Off-the-Plan Property and Negative Gearing: Why the Investment Case Hasn't Changed
The negative gearing announcement hasn't changed my position on off-the-plan apartments and house and land packages. Here is why the fundamentals still don't stack up.
I have never been a strong advocate for off-the-plan apartments or house and land packages as investment strategies. The negative gearing changes announced this week haven't moved that position.
It's been just on 36 hours since the announcement and my inbox, LinkedIn messages and phone have been flooded. These approaches happen from time to time - referral fees ranging from $10,000 to $30,000, paid by the developer for every client who purchases their product.
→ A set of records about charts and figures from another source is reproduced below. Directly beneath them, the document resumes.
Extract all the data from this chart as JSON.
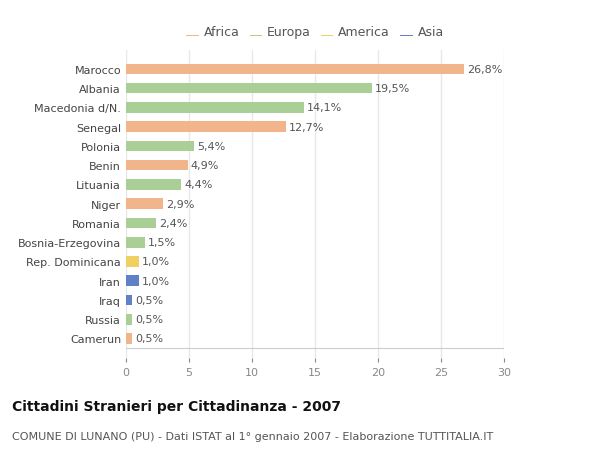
{
  "countries": [
    "Marocco",
    "Albania",
    "Macedonia d/N.",
    "Senegal",
    "Polonia",
    "Benin",
    "Lituania",
    "Niger",
    "Romania",
    "Bosnia-Erzegovina",
    "Rep. Dominicana",
    "Iran",
    "Iraq",
    "Russia",
    "Camerun"
  ],
  "values": [
    26.8,
    19.5,
    14.1,
    12.7,
    5.4,
    4.9,
    4.4,
    2.9,
    2.4,
    1.5,
    1.0,
    1.0,
    0.5,
    0.5,
    0.5
  ],
  "labels": [
    "26,8%",
    "19,5%",
    "14,1%",
    "12,7%",
    "5,4%",
    "4,9%",
    "4,4%",
    "2,9%",
    "2,4%",
    "1,5%",
    "1,0%",
    "1,0%",
    "0,5%",
    "0,5%",
    "0,5%"
  ],
  "continents": [
    "Africa",
    "Europa",
    "Europa",
    "Africa",
    "Europa",
    "Africa",
    "Europa",
    "Africa",
    "Europa",
    "Europa",
    "America",
    "Asia",
    "Asia",
    "Europa",
    "Africa"
  ],
  "continent_colors": {
    "Africa": "#F2B48A",
    "Europa": "#AACF96",
    "America": "#F0D060",
    "Asia": "#6080C8"
  },
  "legend_order": [
    "Africa",
    "Europa",
    "America",
    "Asia"
  ],
  "xlim": [
    0,
    30
  ],
  "xticks": [
    0,
    5,
    10,
    15,
    20,
    25,
    30
  ],
  "title": "Cittadini Stranieri per Cittadinanza - 2007",
  "subtitle": "COMUNE DI LUNANO (PU) - Dati ISTAT al 1° gennaio 2007 - Elaborazione TUTTITALIA.IT",
  "background_color": "#ffffff",
  "grid_color": "#e8e8e8",
  "bar_height": 0.55,
  "title_fontsize": 10,
  "subtitle_fontsize": 8,
  "label_fontsize": 8,
  "tick_fontsize": 8,
  "legend_fontsize": 9
}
To be clear: my clients pay me to represent them independently on their behalf. My job is to act in their interest alone. Accepting payment from a developer to recommend their product to those same clients is the total opposite.
The volume since Tuesday night tells you everything about what this policy change has already become.
Here is why it rarely works as an investment grade purchase.
Off-the-plan apartments and house and land packages are typically built where land is cheap and development is viable, not where demand is strongest. Surrounded by identical stock, competing for the same tenants, in locations that lack the scarcity and owner-occupier demand that drives long term capital growth.
By the time a new build reaches you, every party in the chain has taken their margin. The developer. The builder. The sales and marketing team. None of those margins show up in the contract. None of them help your valuation.